Отис сделал вид, что сейчас упадет в обморок, и вручил деревяшку Уоррену.
– Тебе это понадобится, старина! – хрипло произнес он.
Вне зависимости от красоты и блеска девушки молва о том, что ее нечасто "перехватывают" на танцах, вредит ее положению. Возможно, юноши и предпочтут ее общество обществу легкомысленных "мотыльков", с которыми они танцуют по десять раз за вечер, но нынешняя молодежь этого вскормленного джазом поколения обладает беспокойным характером, и сама мысль о том, чтобы протанцевать целый фокстрот с одной-единственной девушкой, им неприятна, почти что ненавистна. А уж когда дело доходит до нескольких танцев, да еще и с перерывами между ними, девушка может быть уверена: как только юноша получит возможность от нее отойти, он уже никогда не последует по следам ее заблудших ножек.
Весь следующий танец Уоррен протанцевал с Бернис, а затем, исполнившись благодарности оркестру за объявленный перерыв, отвел ее за столик на веранду. За столиком на некоторое время воцарилась тишина, и Бернис принялась невыразительно обмахиваться веером.
– Здесь жарче, чем в О-Клэр! – произнесла она.
Уоррен подавил зевок и кивнул. Его знаний о предмете или интереса к нему хватило лишь на это. От нечего делать он попытался решить, была ли она плохим собеседником от того, что никто не уделял ей внимания, или же никто не уделял ей внимания потому, что она была плохим собеседником?

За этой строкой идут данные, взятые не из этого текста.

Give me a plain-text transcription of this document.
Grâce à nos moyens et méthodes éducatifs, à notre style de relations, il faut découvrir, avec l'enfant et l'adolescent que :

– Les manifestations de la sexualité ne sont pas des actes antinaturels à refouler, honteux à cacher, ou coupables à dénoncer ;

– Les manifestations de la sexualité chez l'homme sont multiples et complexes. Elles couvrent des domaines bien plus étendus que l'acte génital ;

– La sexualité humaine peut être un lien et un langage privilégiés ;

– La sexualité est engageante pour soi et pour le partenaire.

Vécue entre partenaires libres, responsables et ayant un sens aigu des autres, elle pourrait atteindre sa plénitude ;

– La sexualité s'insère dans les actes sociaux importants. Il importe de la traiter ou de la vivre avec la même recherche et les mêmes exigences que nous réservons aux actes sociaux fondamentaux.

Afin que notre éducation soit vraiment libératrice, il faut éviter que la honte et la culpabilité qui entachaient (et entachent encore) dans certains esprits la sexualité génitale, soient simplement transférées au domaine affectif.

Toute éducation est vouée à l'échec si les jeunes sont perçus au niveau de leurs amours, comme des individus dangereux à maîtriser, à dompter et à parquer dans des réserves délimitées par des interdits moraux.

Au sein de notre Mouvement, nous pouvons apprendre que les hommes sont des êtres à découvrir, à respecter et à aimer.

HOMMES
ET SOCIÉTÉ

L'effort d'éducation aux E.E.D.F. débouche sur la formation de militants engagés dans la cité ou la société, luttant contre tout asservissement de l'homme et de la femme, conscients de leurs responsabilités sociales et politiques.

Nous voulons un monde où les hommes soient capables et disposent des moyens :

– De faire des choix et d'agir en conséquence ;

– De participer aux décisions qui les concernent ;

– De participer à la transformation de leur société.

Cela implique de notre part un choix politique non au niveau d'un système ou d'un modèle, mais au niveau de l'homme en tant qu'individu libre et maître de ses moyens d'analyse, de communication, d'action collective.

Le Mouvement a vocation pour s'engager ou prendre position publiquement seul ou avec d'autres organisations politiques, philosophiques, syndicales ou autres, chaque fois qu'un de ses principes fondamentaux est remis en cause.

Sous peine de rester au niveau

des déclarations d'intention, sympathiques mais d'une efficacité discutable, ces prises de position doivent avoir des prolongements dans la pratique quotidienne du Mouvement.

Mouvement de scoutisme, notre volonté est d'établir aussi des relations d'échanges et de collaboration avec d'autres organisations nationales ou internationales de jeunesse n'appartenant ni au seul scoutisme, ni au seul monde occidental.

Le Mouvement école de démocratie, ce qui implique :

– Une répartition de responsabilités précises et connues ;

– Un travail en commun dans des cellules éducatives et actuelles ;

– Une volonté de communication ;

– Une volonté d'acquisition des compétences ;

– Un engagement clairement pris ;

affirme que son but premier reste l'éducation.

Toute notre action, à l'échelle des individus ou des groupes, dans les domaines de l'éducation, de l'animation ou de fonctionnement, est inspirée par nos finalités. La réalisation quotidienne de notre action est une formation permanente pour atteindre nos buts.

– Ты еще долго собираешься здесь пробыть? – спросил он, и тут же покраснел. Она ведь могла догадаться о настоящей причине этого вопроса!
– Еще неделю, – ответила она и тут же уставилась на него, словно собиралась ухватиться за ответную реплику, как только она слетит с его губ.

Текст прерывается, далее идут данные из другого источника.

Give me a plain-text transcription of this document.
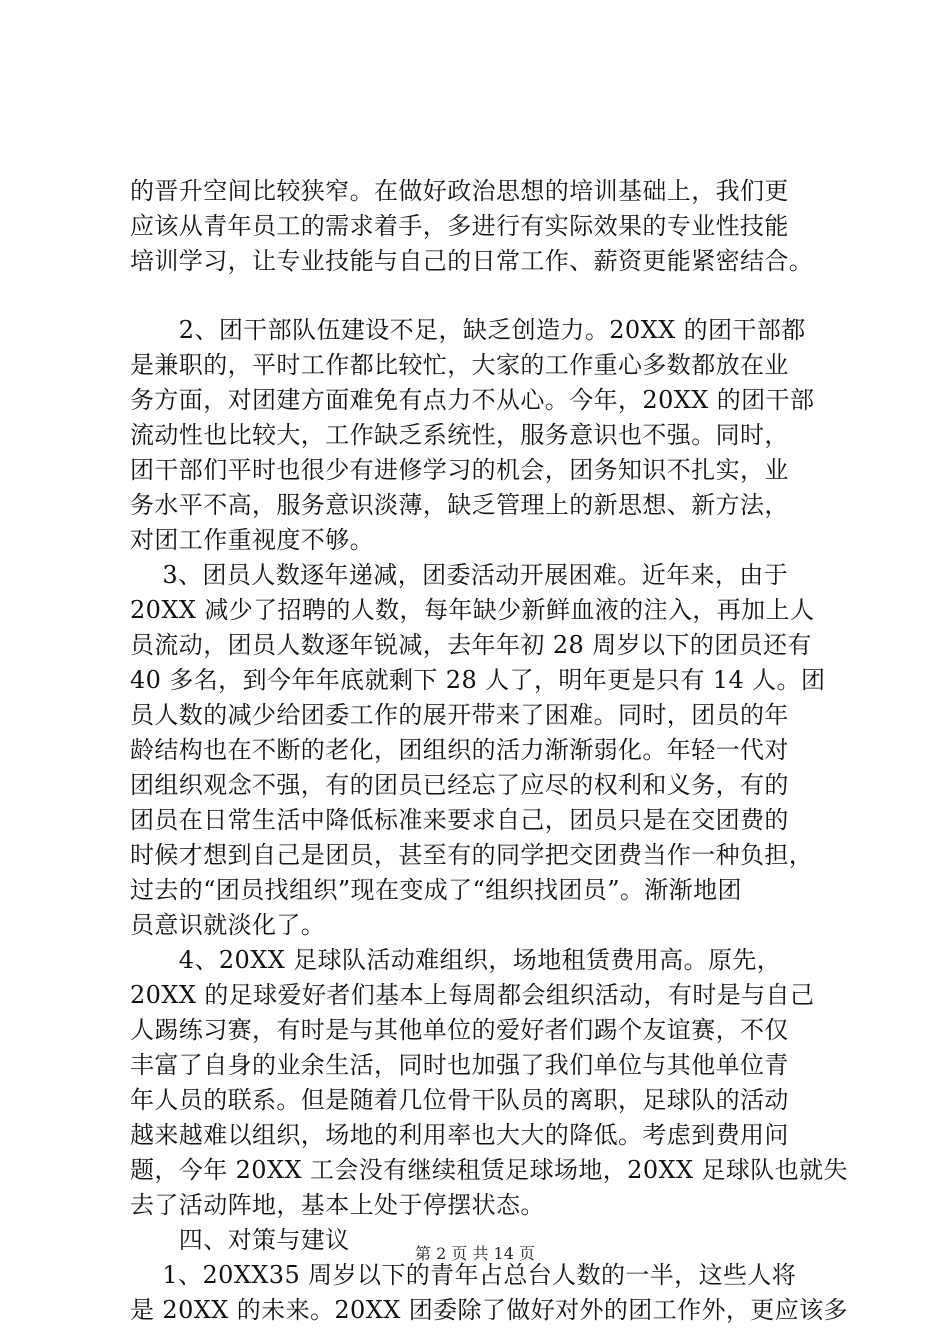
的晋升空间比较狭窄。在做好政治思想的培训基础上，我们更
应该从青年员工的需求着手，多进行有实际效果的专业性技能
培训学习，让专业技能与自己的日常工作、薪资更能紧密结合。
　　2、团干部队伍建设不足，缺乏创造力。20XX 的团干部都
是兼职的，平时工作都比较忙，大家的工作重心多数都放在业
务方面，对团建方面难免有点力不从心。今年，20XX 的团干部
流动性也比较大，工作缺乏系统性，服务意识也不强。同时，
团干部们平时也很少有进修学习的机会，团务知识不扎实，业
务水平不高，服务意识淡薄，缺乏管理上的新思想、新方法，
对团工作重视度不够。
　 3、团员人数逐年递减，团委活动开展困难。近年来，由于
20XX 减少了招聘的人数，每年缺少新鲜血液的注入，再加上人
员流动，团员人数逐年锐减，去年年初 28 周岁以下的团员还有
40 多名，到今年年底就剩下 28 人了，明年更是只有 14 人。团
员人数的减少给团委工作的展开带来了困难。同时，团员的年
龄结构也在不断的老化，团组织的活力渐渐弱化。年轻一代对
团组织观念不强，有的团员已经忘了应尽的权利和义务，有的
团员在日常生活中降低标准来要求自己，团员只是在交团费的
时候才想到自己是团员，甚至有的同学把交团费当作一种负担，
过去的“团员找组织”现在变成了“组织找团员”。渐渐地团
员意识就淡化了。
　　4、20XX 足球队活动难组织，场地租赁费用高。原先，
20XX 的足球爱好者们基本上每周都会组织活动，有时是与自己
人踢练习赛，有时是与其他单位的爱好者们踢个友谊赛，不仅
丰富了自身的业余生活，同时也加强了我们单位与其他单位青
年人员的联系。但是随着几位骨干队员的离职，足球队的活动
越来越难以组织，场地的利用率也大大的降低。考虑到费用问
题，今年 20XX 工会没有继续租赁足球场地，20XX 足球队也就失
去了活动阵地，基本上处于停摆状态。
　　四、对策与建议
　 1、20XX35 周岁以下的青年占总台人数的一半，这些人将
是 20XX 的未来。20XX 团委除了做好对外的团工作外，更应该多
第 2 页 共 14 页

Уоррен поежился. А затем, подчинившись внезапному доброму побуждению, он решил продемонстрировать ей свой фирменный "подход". Он повернулся и посмотрел ей в глаза.
– Твои чудесные губы так и просят поцелуя, – тихо начал он.
Эту фразу он обычно говорил девушкам на балах в университете, когда разговор шел в такой же полутьме. Бернис аж подпрыгнула.
Она стала красной, как свекла, и чуть не выронила веер. Еще никто и никогда не говорил ей такого!
– Нахал! – невольно выскользнуло у нее, и она тут же прикусила язык. Слишком поздно она решила, что лучше было счесть это шуткой, и с запозданием одарила его взволнованной улыбкой.
Уоррен рассердился. Хотя эта фраза никогда никем не воспринималась серьезно, она все же или вызывала смех, или служила началом нежной беседы. И он терпеть не мог, когда его называли "нахалом" – если не в шутку, разумеется. Доброе побуждение исчезло, и он сменил тему разговора.
– Как всегда, Джим Стрэйн и Этель Диморест сидят в сторонке, – заметил он.
На такие темы Бернис говорить было привычнее, но облегчение от смены темы смешалось с легким сожалением. С ней мужчины о поцелуях не разговаривали, однако она знала, что с другими девушками в подобном тоне они говорят.
– О да! – сказала она и рассмеялась. – Я слышала, что они уже несколько лет бродят парой без гроша ломаного! Разве не глупо?
Раздражение Уоррена усилилось. Джим Стрэйн был близким другом его брата, и кроме того, он считал дурным тоном насмехаться над людьми, у которых не было денег. Но Бернис вовсе и не собиралась насмехаться! Она всего лишь нервничала.